Heartache and mercy.
"I am thinking now of grief...." -- Mary Oliver
There isn’t much I know for sure in this life - but I know for sure that grief, even the small experiences of it that build up over season of life and then one day, all together, seem more than we can possibly manage, it changes you.
It brings into a beautifully and brutally sharp focus what matters most. And, spoiler alert, what matters most isn’t traffic or the price of eggs or even that one meeting that we feel like must go well or all else will fail.
It pushes you to find a faith that makes sense or discard the one that raised you, because when you’ve fallen to your knees, unsure how you’ll survive a tremendous loss, what gets you to the next morning is a living and loving God and a risen Christ, and neither of those things are made manifest in hate or greed or violence or deciding who is and who isn’t worthy (or, it must be said, “America Reads the Bible” days).
It makes you feel vulnerable. Fragile bones. Willing to face the truth of these miraculous bodies we’ve been given, and how they are both amazingly strong and also fleeting.
It builds. One grief you thought long dealt with rising to the surface again at another grief, because at the end of the day, loss is loss and it always leaves a searing heartache in its wake.
And sometimes, grief just makes you angry. Because how dare the rest of the world go on acting as if nothing is wrong when your heart is lying on the floor, bruised and bleeding.
What I also know to be true is that if you live long enough and love hard enough in this life (both of which are things I try to do), you will know grief - and chances are it will be of the sort that changes how it is that you live and move and have being.
I have been reminded this week that there are also these two truths about grief - 1) There is no way around it, but through it, and 2) It’s okay to let your people catch you when grief knocks your legs out from under you and you aren’t quite sure how to stand on the strange new terrain that loss etches across the landscape of our hearts.

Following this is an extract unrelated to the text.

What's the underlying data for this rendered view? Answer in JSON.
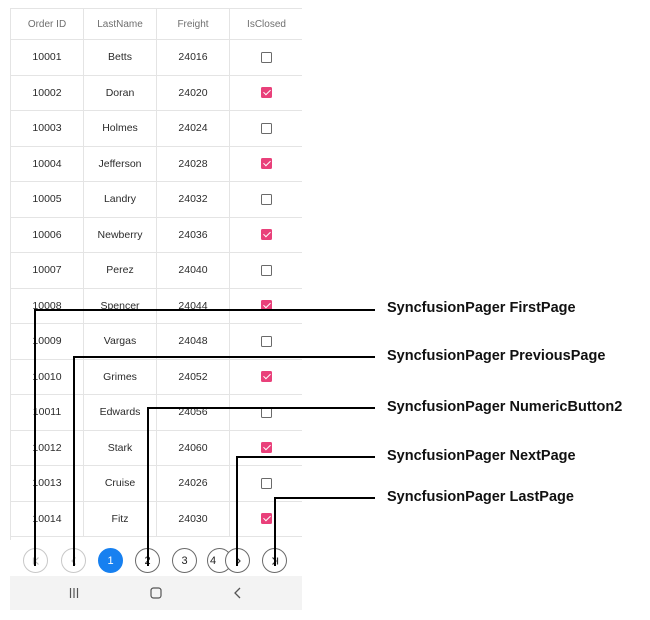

I don’t know how we ever rise at all from the things that threaten to destroy us without the shelter of each other.
Everyone you know is grieving something, this I promise you. And it might be a fresh heartbreak, or one that you thought was scabbed over, only to discover that it still bleeds if brushed up against. It might also be a constant sort of thing, an ache that most days is dull and manageable but that rears up on others like it only happened yesterday. It might be white hot, and it might be what’s left of heat in campfire coals the next morning.
Everyone is grieving something.
And it seems to me that this is all the more reason to treat each other with real kindness. To practice actual compassion. To recognize that we are all formed by things good and awful. To reach out a hand to someone who needs theirs held for a few days or so. And to offer grace whenever possible.
Everyone is grieving something.
It seems to me that this is all the more reason to lean in to the hope that can only be found in relationship with one another, in recognizing that in your veins and mine run the very same blood created by the very same Love and that it is only when we forget this that life becomes harder than we know what to do with.
Everyone is grieving something.
And so maybe walk into this new week of life a little more softly, treading first with grace, and a willingness to see the broken places in all our lives, and maybe then step in with the sort of mercy that those broken places are longing for.